Personal information
- Full name: Rodney Carl Rowe
- Date of birth: 30 July 1975 (age 50)
- Place of birth: Huddersfield, England
- Position: Striker

Youth career
- Huddersfield Town

Senior career*
- Years: Team / Apps / (Gls)
- 1993–1997: Huddersfield Town / 34 / (2)
- 1994: → Scarborough (loan) / 14 / (1)
- 1995: → Bury (loan) / 3 / (0)
- 1997–1999: York City / 96 / (21)
- 1999: → Halifax Town (loan) / 9 / (2)
- 1999–2001: Gillingham / 22 / (4)
- 2001–2002: Hull City / 35 / (8)
- 2002: Wakefield & Emley / 15 / (4)
- 2002–2003: Ashton United / ? / (?)
- 2003–2005: Ossett Town / 1 / (1)
- 2005–2006: Farsley Celtic / 6 / (4)
- 2006: Bradford Park Avenue / ? / (?)

= Rodney Rowe (footballer) =

English footballer (born 1975)

Rodney Carl Rowe (born 30 July 1975) is an English former footballer who played for a number of clubs in Northern England.

==Career==

===Huddersfield Town===
Rowe signed a professional contract at Huddersfield Town on 12 July 1993, where he spent 5 years at his home-town club. He played a total of 46 games, mostly from the sub's bench, and scored five goals.
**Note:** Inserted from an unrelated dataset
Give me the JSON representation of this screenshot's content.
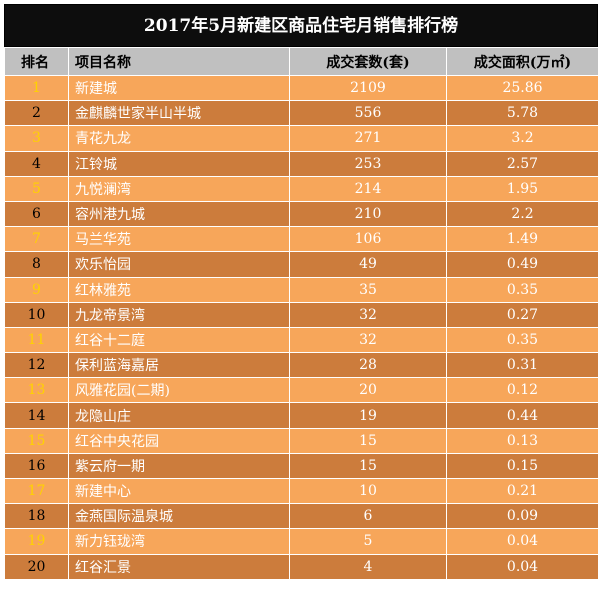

One of these goals came in a Football League Trophy tie where he scored the winner. Rowe also played for Scarborough and Bury during this time, on loan. He played three games for Bury without scoring, and played 18 for Scarborough scoring twice in all competitions.

===York City===
Rowe spent three years at York, playing 108 games and scoring 28 in all competitions. He received a £150 fine in March 1998, while playing for City, after pushing a woman into a wheelie bin, admitting to common assault at Selby Magistrates' Court. Also during this time Rowe was loaned out to Halifax Town.

===Gillingham===
Rowe signed for Gillingham on 23 November 1999 for £30,000 and failed to impress. He played 23 games in all competitions, 14 of those appearances coming from the bench, scoring just four goals during that time.

===Hull City===
Rowe signed for Hull City in 2001 on a free transfer. Hull turned out to be his last Football League club and scored eight goals in 37 appearances. Rowe then dropped down to non-League, in 2002, to play for Emley.

===Non-League career===
Only months after signing for Emley, where Rowe played 15 game and scored four goals, he signed for Ashton United. In 2003, he left Ashton for Ossett Town where he stayed until 2005 when he moved onto Farsley Celtic. He stayed there until 2006 and signed for Bradford Park Avenue. Rowe is thought to have left the club soon after signing.